During the conference, Charles Schwab executives presented Impact Awards to three advisor firms and their leaders. “This year’s Impact Award winners raise the bar for excellence in client service and exemplary business practices for the independent RIA industry,” said Bernie Clark, executive vice president and head of Schwab Advisor Services, at the event.
Richard Stone, CEO of San Rafael, Calif.-based Private Ocean received the Leadership Award for his role in helping the International Association of Financial Planners draft a code of ethics for the industry, according to Schwab. Walt Bettinger, CEO and president of Schwab, joined Clark to hand out the award.
Stone’s firm has about $700 million in assets under management. In addition to serving on the board of several Bay Area universities, Stone also created a scholarship program to support disadvantaged students seeking a college education.
Schwab presented its Best-in-Business Award to Budros, Ruhlin & Roe of Columbus, Ohio, for its excellence in business management. The firm was founded by Jim Budros and Peggy Ruhlin based on their commitment of the concept of fee-only financial advisory work. It manages more than $1.5 billion in assets, and its best practices include dedicating substantial resources to technology: hardware, software and the development of a team of IT professionals.

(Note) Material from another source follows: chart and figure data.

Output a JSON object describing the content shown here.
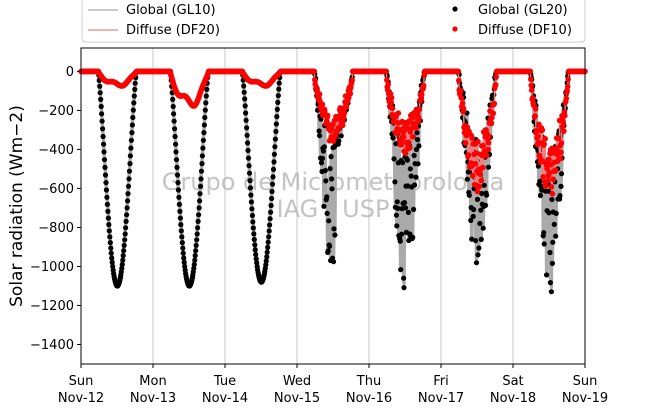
{
  "chart_data": {
    "type": "scatter",
    "ylabel": "Solar radiation ($Wm{-2}$)",
    "ylabel_display": "Solar radiation (Wm−2)",
    "ylim": [
      -1500,
      120
    ],
    "yticks": [
      0,
      -200,
      -400,
      -600,
      -800,
      -1000,
      -1200,
      -1400
    ],
    "xlim_days": [
      0,
      7
    ],
    "xticks": [
      {
        "day": "Sun",
        "date": "Nov-12"
      },
      {
        "day": "Mon",
        "date": "Nov-13"
      },
      {
        "day": "Tue",
        "date": "Nov-14"
      },
      {
        "day": "Wed",
        "date": "Nov-15"
      },
      {
        "day": "Thu",
        "date": "Nov-16"
      },
      {
        "day": "Fri",
        "date": "Nov-17"
      },
      {
        "day": "Sat",
        "date": "Nov-18"
      },
      {
        "day": "Sun",
        "date": "Nov-19"
      }
    ],
    "grid": "vertical",
    "legend_placement": "top",
    "legend": [
      {
        "label": "Global (GL10)",
        "style": "line",
        "color": "#aaaaaa"
      },
      {
        "label": "Diffuse (DF20)",
        "style": "line",
        "color": "#f08080"
      },
      {
        "label": "Global (GL20)",
        "style": "marker",
        "color": "#000000"
      },
      {
        "label": "Diffuse (DF10)",
        "style": "marker",
        "color": "#ff0000"
      }
    ],
    "watermark": [
      "Grupo de Micrometeorologia",
      "IAG - USP"
    ],
    "daily": [
      {
        "date": "Nov-12",
        "global_min": -1100,
        "diffuse_min": -80,
        "cloudy": false
      },
      {
        "date": "Nov-13",
        "global_min": -1100,
        "diffuse_min": -190,
        "cloudy": false
      },
      {
        "date": "Nov-14",
        "global_min": -1080,
        "diffuse_min": -80,
        "cloudy": false
      },
      {
        "date": "Nov-15",
        "global_min": -1100,
        "diffuse_min": -350,
        "cloudy": true
      },
      {
        "date": "Nov-16",
        "global_min": -1130,
        "diffuse_min": -420,
        "cloudy": true
      },
      {
        "date": "Nov-17",
        "global_min": -990,
        "diffuse_min": -580,
        "cloudy": true
      },
      {
        "date": "Nov-18",
        "global_min": -1200,
        "diffuse_min": -620,
        "cloudy": true
      }
    ]
  }
}
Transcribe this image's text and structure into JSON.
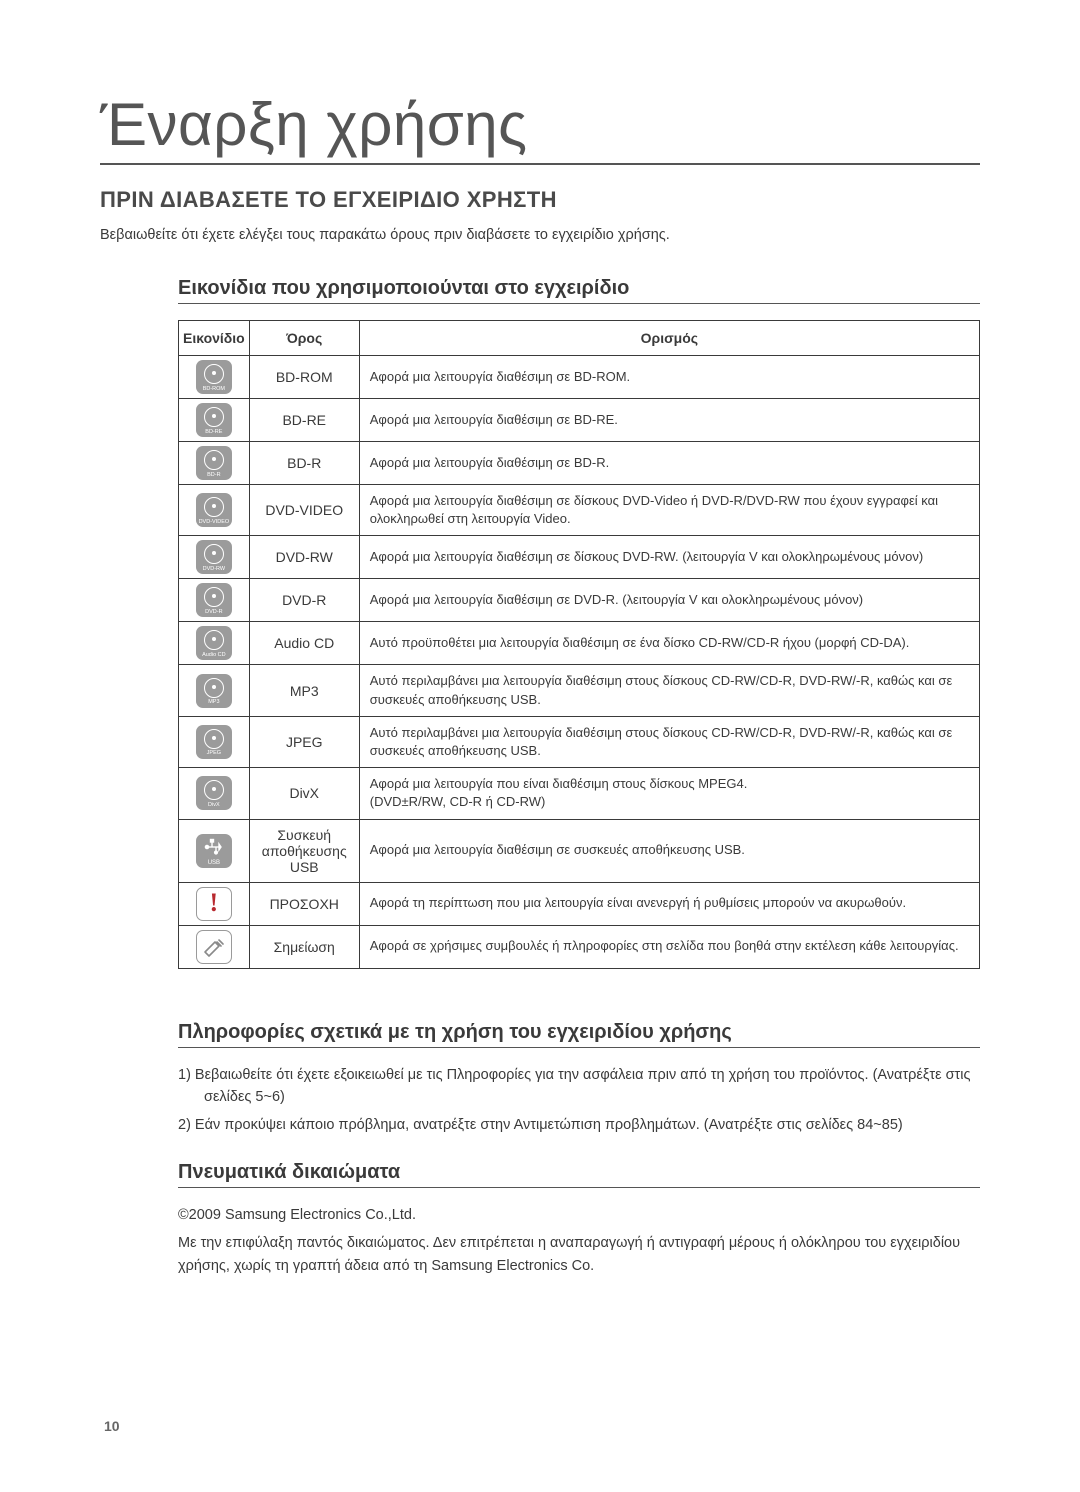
{
  "page": {
    "chapter_title": "Έναρξη χρήσης",
    "section_title": "ΠΡΙΝ ΔΙΑΒΑΣΕΤΕ ΤΟ ΕΓΧΕΙΡΙΔΙΟ ΧΡΗΣΤΗ",
    "intro": "Βεβαιωθείτε ότι έχετε ελέγξει τους παρακάτω όρους πριν διαβάσετε το εγχειρίδιο χρήσης.",
    "page_number": "10"
  },
  "icons_section": {
    "title": "Εικονίδια που χρησιμοποιούνται στο εγχειρίδιο",
    "headers": {
      "icon": "Εικονίδιο",
      "term": "Όρος",
      "def": "Ορισμός"
    },
    "rows": [
      {
        "type": "disc",
        "label": "BD-ROM",
        "term": "BD-ROM",
        "def": "Αφορά μια λειτουργία διαθέσιμη σε BD-ROM."
      },
      {
        "type": "disc",
        "label": "BD-RE",
        "term": "BD-RE",
        "def": "Αφορά μια λειτουργία διαθέσιμη σε BD-RE."
      },
      {
        "type": "disc",
        "label": "BD-R",
        "term": "BD-R",
        "def": "Αφορά μια λειτουργία διαθέσιμη σε BD-R."
      },
      {
        "type": "disc",
        "label": "DVD-VIDEO",
        "term": "DVD-VIDEO",
        "def": "Αφορά μια λειτουργία διαθέσιμη σε δίσκους DVD-Video ή DVD-R/DVD-RW που έχουν εγγραφεί και ολοκληρωθεί στη λειτουργία Video."
      },
      {
        "type": "disc",
        "label": "DVD-RW",
        "term": "DVD-RW",
        "def": "Αφορά μια λειτουργία διαθέσιμη σε δίσκους DVD-RW. (λειτουργία V και ολοκληρωμένους μόνον)"
      },
      {
        "type": "disc",
        "label": "DVD-R",
        "term": "DVD-R",
        "def": "Αφορά μια λειτουργία διαθέσιμη σε DVD-R. (λειτουργία V και ολοκληρωμένους μόνον)"
      },
      {
        "type": "disc",
        "label": "Audio CD",
        "term": "Audio CD",
        "def": "Αυτό προϋποθέτει μια λειτουργία διαθέσιμη σε ένα δίσκο CD-RW/CD-R ήχου (μορφή CD-DA)."
      },
      {
        "type": "disc",
        "label": "MP3",
        "term": "MP3",
        "def": "Αυτό περιλαμβάνει μια λειτουργία διαθέσιμη στους δίσκους CD-RW/CD-R, DVD-RW/-R, καθώς και σε συσκευές αποθήκευσης USB."
      },
      {
        "type": "disc",
        "label": "JPEG",
        "term": "JPEG",
        "def": "Αυτό περιλαμβάνει μια λειτουργία διαθέσιμη στους δίσκους CD-RW/CD-R, DVD-RW/-R, καθώς και σε συσκευές αποθήκευσης USB."
      },
      {
        "type": "disc",
        "label": "DivX",
        "term": "DivX",
        "def": "Αφορά μια λειτουργία που είναι διαθέσιμη στους δίσκους MPEG4.\n(DVD±R/RW, CD-R ή CD-RW)"
      },
      {
        "type": "usb",
        "label": "USB",
        "term": "Συσκευή αποθήκευσης USB",
        "def": "Αφορά μια λειτουργία διαθέσιμη σε συσκευές αποθήκευσης USB."
      },
      {
        "type": "warn",
        "label": "",
        "term": "ΠΡΟΣΟΧΗ",
        "def": "Αφορά τη περίπτωση που μια λειτουργία είναι ανενεργή ή ρυθμίσεις μπορούν να ακυρωθούν."
      },
      {
        "type": "note",
        "label": "",
        "term": "Σημείωση",
        "def": "Αφορά σε χρήσιμες συμβουλές ή πληροφορίες στη σελίδα που βοηθά στην εκτέλεση κάθε λειτουργίας."
      }
    ]
  },
  "usage_section": {
    "title": "Πληροφορίες σχετικά με τη χρήση του εγχειριδίου χρήσης",
    "item1": "1)  Βεβαιωθείτε ότι έχετε εξοικειωθεί με τις Πληροφορίες για την ασφάλεια πριν από τη χρήση του προϊόντος. (Ανατρέξτε στις σελίδες 5~6)",
    "item2": "2)  Εάν προκύψει κάποιο πρόβλημα, ανατρέξτε στην Αντιμετώπιση προβλημάτων. (Ανατρέξτε στις σελίδες 84~85)"
  },
  "copyright_section": {
    "title": "Πνευματικά δικαιώματα",
    "line1": "©2009 Samsung Electronics Co.,Ltd.",
    "line2": "Με την επιφύλαξη παντός δικαιώματος. Δεν επιτρέπεται η αναπαραγωγή ή αντιγραφή μέρους ή ολόκληρου του εγχειριδίου χρήσης, χωρίς τη γραπτή άδεια από τη Samsung Electronics Co."
  },
  "styling": {
    "page_bg": "#ffffff",
    "text_color": "#3a3a3a",
    "icon_bg": "#9b9b9b",
    "border_color": "#3a3a3a",
    "warn_color": "#b8292f",
    "chapter_font_size": 60,
    "section_font_size": 22,
    "sub_font_size": 20,
    "body_font_size": 14.5,
    "table_font_size": 13
  }
}
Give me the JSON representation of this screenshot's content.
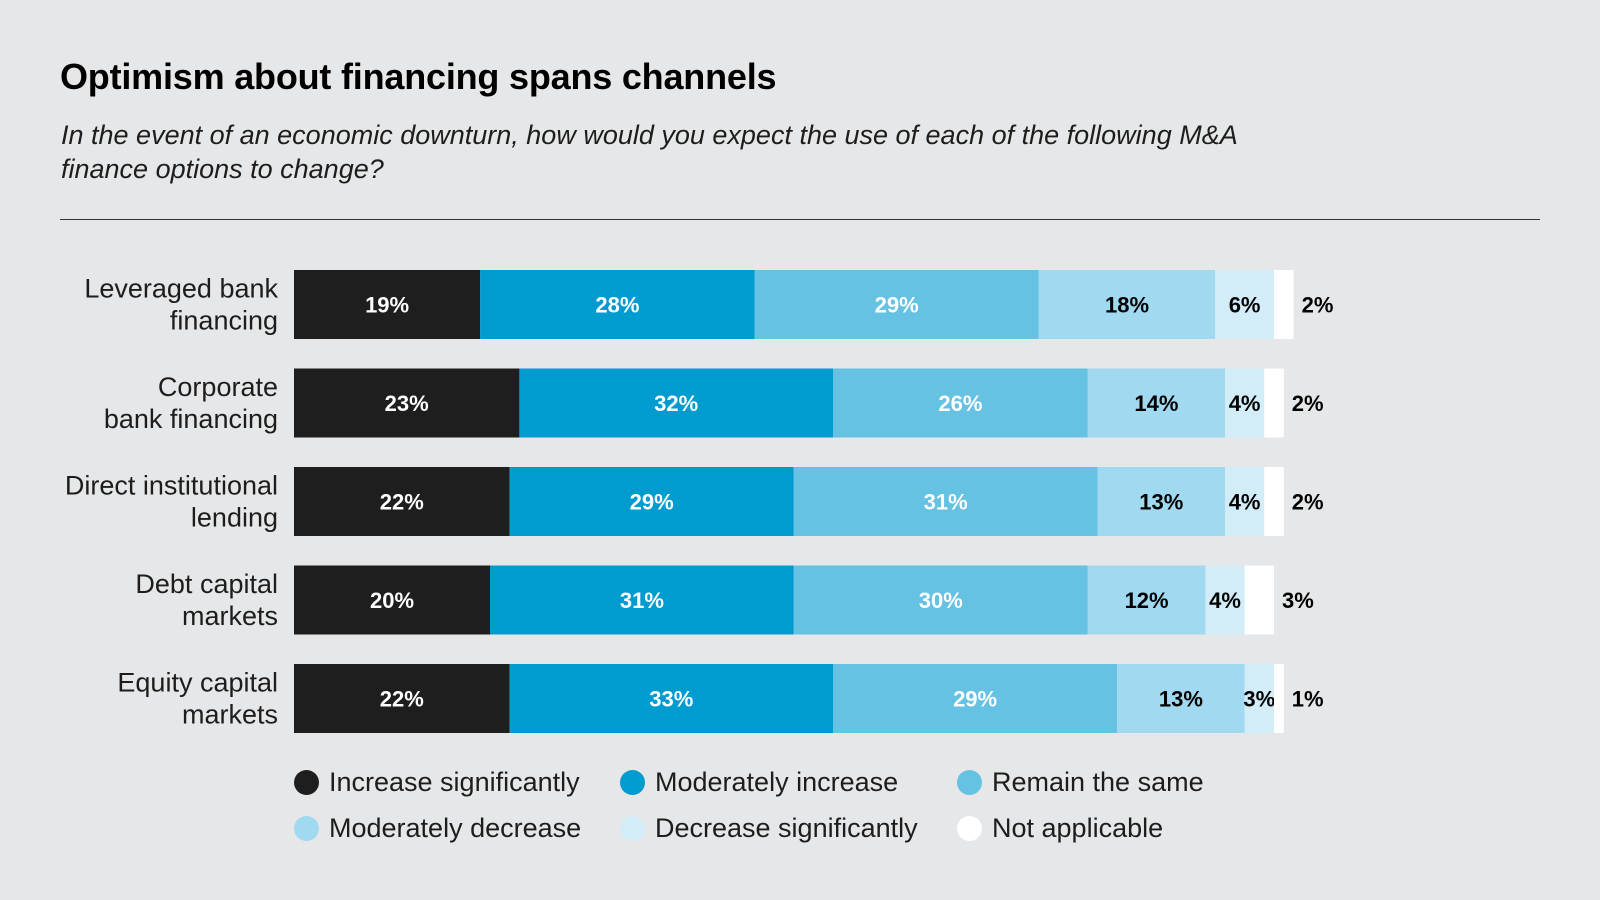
{
  "title": "Optimism about financing spans channels",
  "subtitle": "In the event of an economic downturn, how would you expect the use of each of the following M&A finance options to change?",
  "chart_data": {
    "type": "bar",
    "orientation": "horizontal",
    "stacked": true,
    "categories": [
      [
        "Leveraged bank",
        "financing"
      ],
      [
        "Corporate",
        "bank financing"
      ],
      [
        "Direct institutional",
        "lending"
      ],
      [
        "Debt capital",
        "markets"
      ],
      [
        "Equity capital",
        "markets"
      ]
    ],
    "series": [
      {
        "name": "Increase significantly",
        "color": "#1e1e1e",
        "label_color": "#ffffff",
        "values": [
          19,
          23,
          22,
          20,
          22
        ]
      },
      {
        "name": "Moderately increase",
        "color": "#009bcf",
        "label_color": "#ffffff",
        "values": [
          28,
          32,
          29,
          31,
          33
        ]
      },
      {
        "name": "Remain the same",
        "color": "#65c2e3",
        "label_color": "#ffffff",
        "values": [
          29,
          26,
          31,
          30,
          29
        ]
      },
      {
        "name": "Moderately decrease",
        "color": "#a0d9f0",
        "label_color": "#000000",
        "values": [
          18,
          14,
          13,
          12,
          13
        ]
      },
      {
        "name": "Decrease significantly",
        "color": "#d2edf8",
        "label_color": "#000000",
        "values": [
          6,
          4,
          4,
          4,
          3
        ]
      },
      {
        "name": "Not applicable",
        "color": "#ffffff",
        "label_color": "#000000",
        "values": [
          2,
          2,
          2,
          3,
          1
        ]
      }
    ],
    "value_suffix": "%",
    "xlim": [
      0,
      100
    ],
    "grid": false,
    "legend_position": "bottom"
  }
}
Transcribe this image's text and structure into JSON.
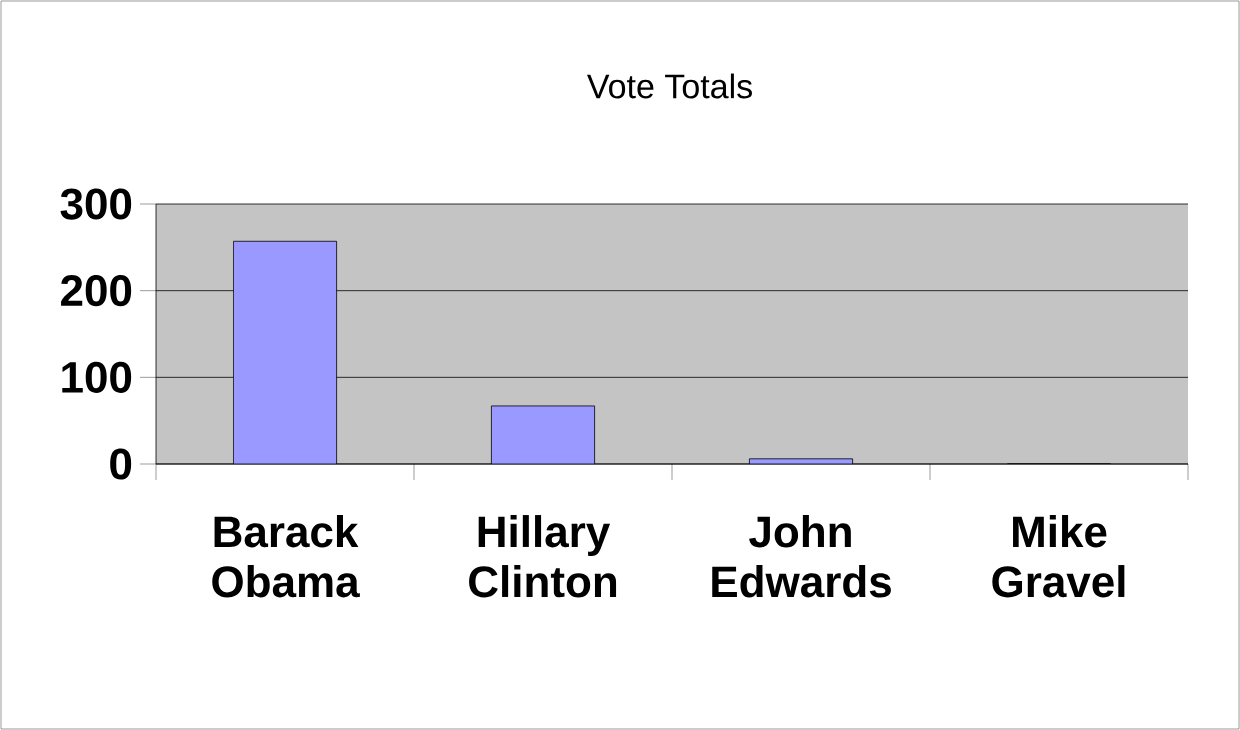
{
  "chart_data": {
    "type": "bar",
    "title": "Vote Totals",
    "categories": [
      "Barack Obama",
      "Hillary Clinton",
      "John Edwards",
      "Mike Gravel"
    ],
    "values": [
      257,
      67,
      6,
      0
    ],
    "color": "#9999ff",
    "ylim": [
      0,
      300
    ],
    "yticks": [
      0,
      100,
      200,
      300
    ],
    "grid": "y"
  }
}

Schwab presented its Pacesetter Award to Green Square Capital of Memphis, Tenn., which manages more than $1 billion. The team grew 30 percent last year and has instituted a policy of “client delight.”
On behalf of Stone, Schwab made a $25,000 donation to 10,000 Degrees and Dominican University. Schwab made a $10,000 donation to the Budros, Ruhlin & Roe Fund at the Columbus Foundation and contributed $10,000 to the Make-A-Wish Foundation of the MidSouth on behalf of Green Square Capital.
The 2011 Impact Award winners were selected from a pool of nearly 7,000 independent investment advisory firms by a panel of judges, including Julie Littlechild, president of Advisor Impact; Sean R. Walters, executive director and CEO, Investment Management Consultants Association; Dr. Thomas R. Robinson, managing director of education, CFA Institute.
Tim Oden, a Charles Schwab executive who spoke with reporters during the conference, said that as far as the firm’s concerned, the breakaway-broker phenomenon is going strong. The proof, he said, is the number of prospects attending this week’s Schwab Impact conference in San Francisco, which has attracted about 2,100 advisors and roughly 1,900 other guests.
“We have 87 prospective breakaway brokers at this year’s Impact, double last year’s number,” said Oden, senior managing director of business development for Schwab Advisor Services. “They can come all week. We have one day of breakout sessions for them, regional dinners and other ways for them to interact with advisors, vendors and staff.”
A big reason for this uptick, Oden said, it that a large number of wirehouse brokers will see the terms of their retention bonuses end in January 2012. “They have retention packages that will sunset next year, and so they’re earnestly kicking the tires,” Oden explained. “This is when they could decide to make a move.”
The prospects, he said, mainly come from the wirehouse firms (Merrill Lynch, Morgan Stanley, Wells Fargo and UBS). However, some also come from independent broker-dealers, while others are RIAs who custody with rivals and “are revisiting that relationship,” said the executive.
“A great deal of the talks we are engaged in with prospects concerns the sunset provisions of their retention packages, which means they are through with the major decision-making process. They have made it and are now being thoughtful about when” they make the move to independence, said Oden. And this decisiveness “bodes well” for recruiting in the first and second quarters of 2012, he noted.•
Note: Jamie Green contributed to this report.